Avant de vous lâcher, laissez-moi remercier les gens qui doivent l’être, d’accord ?
Nan Graham, qui a édité ce livre. Avec rigueur. Merci, Nan.
Chuck Verrill, mon agent, qui l’a vendu. Ça compte. Mais Chuck a aussi répondu à tous mes appels téléphoniques et m’a prodigué toutes les cuillerées de sirop calmant dont j’avais besoin. Ça, c’est indispensable.
Russ Dorr s’est chargé de la recherche, mais pour toute erreur, prière de vous retourner contre moi. Russ est un formidable assistant médical et un monstre de bonne humeur et d’inspiration nordique.
Chris Lotts m’a fourni les mots italiens quand cette langue s’imposait. Grazie, Chris.
Rocky Wood a été mon puits de science pour tout ce qui concerne Shining : il m’a procuré tous les noms et dates que j’avais soit oubliés, soit repris de travers. Il m’a aussi fourni des tonnes de documents sur tous les véhicules de loisirs et camping-cars existant sous le soleil (le nec plus ultra étant l’EarthCruiser de Rose). Rock connaît mon œuvre mieux que moi. Cherchez-le sur internet à l’occasion. Il vous en apprendra de belles.

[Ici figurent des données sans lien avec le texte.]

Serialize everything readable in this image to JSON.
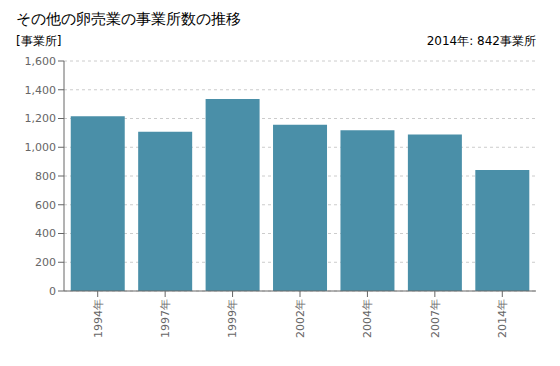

Mon fils Owen a relu le livre et m’a suggéré des changements inestimables. Au premier chef, la nécessité de voir Dan toucher ce que les alcooliques en voie de rétablissement appellent « le fond ».
Mon épouse aussi a relu Docteur Sleep et m’a aidé à l’améliorer. Tabitha, je t’aime.
Merci à vous aussi, les gars et les filles qui lisez ce que j’écris. Je vous souhaite de longs jours et d’agréables nuits.
Laissez-moi terminer par une petite mise en garde: quand vous circulerez sur les autoroutes et routes d’Amérique, méfiez-vous de ces Winnebago et Bounder.
On ne sait jamais qui peut se trouver à l’intérieur. Ni quoi.